This year’s National Reconciliation Week is running from Tuesday 23 May to this Saturday 3 June. A simple definition of reconciliation is to ‘resume friendship after a time of enmity’. When reconciliation is experienced it brings healing. Yet the journey to genuine reconciliation is often difficult and painful, for there are no short cuts. It requires grace, honesty, justice and courage. It requires a willingness to place ourselves in the shoes of the other. It requires genuine remorse for what has taken place and acceptance of responsibility.
This week I read Paul Keating’s ‘Redfern Address’ during which he expresses something of the injustice inflicted upon the first inhabitants of our land. I think it is an outstanding speech. Yet the hopes he expressed almost 25 years ago are still largely unfulfilled as successive governments have attempted to address the issues of incarceration, health, education, life expectancy, and social problems with very limited success.
The challenge of reconciliation is world-wide. Whether it be long-running conflict between nations, or the breakdown of relationships within families or between people who were once friends, the need for reconciliation in the hour in which we live is indeed great.

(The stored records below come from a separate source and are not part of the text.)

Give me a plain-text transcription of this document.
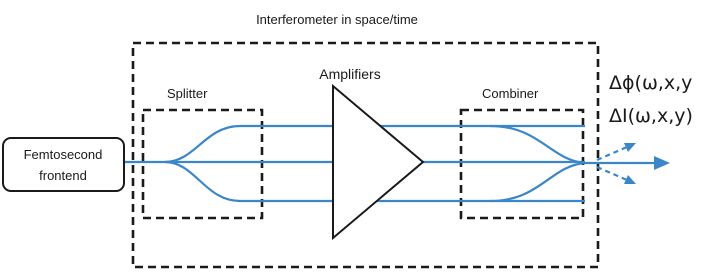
Interferometer in space/time
Splitter	Combiner
Amplifiers
Femtosecond
frontend
Δϕ(ω,x,y
ΔI(ω,x,y)
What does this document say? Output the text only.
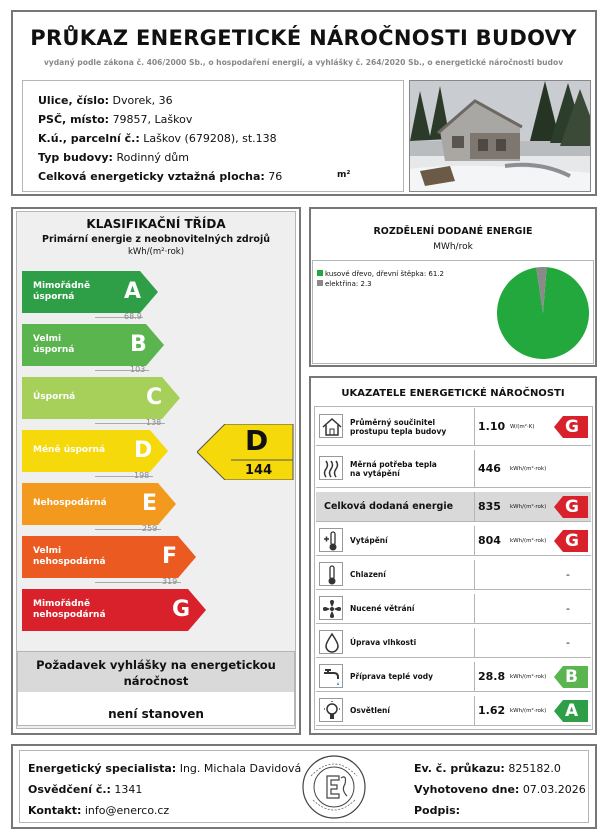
PRŮKAZ ENERGETICKÉ NÁROČNOSTI BUDOVY
vydaný podle zákona č. 406/2000 Sb., o hospodaření energií, a vyhlášky č. 264/2020 Sb., o energetické náročnosti budov
Ulice, číslo: Dvorek, 36
PSČ, místo: 79857, Laškov
K.ú., parcelní č.: Laškov (679208), st.138
Typ budovy: Rodinný dům
Celková energeticky vztažná plocha: 76	m²
KLASIFIKAČNÍ TŘÍDA
Primární energie z neobnovitelných zdrojů
kWh/(m²·rok)
Mimořádně
úsporná	A
68.9
Velmi
úsporná	B
103
Úsporná	C
138
Méně úsporná D
198
Nehospodárná E
259
Velmi
nehospodárná	F
319
Mimořádně
nehospodárná	G
D
144
Požadavek vyhlášky na energetickou náročnost
není stanoven
ROZDĚLENÍ DODANÉ ENERGIE
MWh/rok
kusové dřevo, dřevní štěpka: 61.2
elektřina: 2.3
UKAZATELE ENERGETICKÉ NÁROČNOSTI
Průměrný součinitel
prostupu tepla budovy	1.10 W/(m²·K) G
Měrná potřeba tepla
na vytápění	446	kWh/(m²·rok)
Celková dodaná energie 835	kWh/(m²·rok) G
Vytápění	804	kWh/(m²·rok) G
Chlazení	-
Nucené větrání	-
Úprava vlhkosti	-
Příprava teplé vody	28.8 kWh/(m²·rok) B
Osvětlení	1.62 kWh/(m²·rok) A
Energetický specialista: Ing. Michala Davidová
Osvědčení č.: 1341
Kontakt: info@enerco.cz
Ev. č. průkazu: 825182.0
Vyhotoveno dne: 07.03.2026
Podpis:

The breakdown in human relationships is often the outworking of the breakdown in our relationship with God. Left to our own devices because we either believe that God is not interested, or that we feel we can live without reference to God, the evidence before us in every news report is that when left to our own devices humanity does a fairly poor job of running this planet.
Two thousand years ago, through the life of Jesus, God reached out to humanity in a wonderfully gracious act of reconciliation with a lost humanity. It was indeed costly – but there is always a cost to genuine reconciliation. To whom should we be reconciled? God, a family member, or a former friend? Courage is required, but the result will be well worth the pain of the process.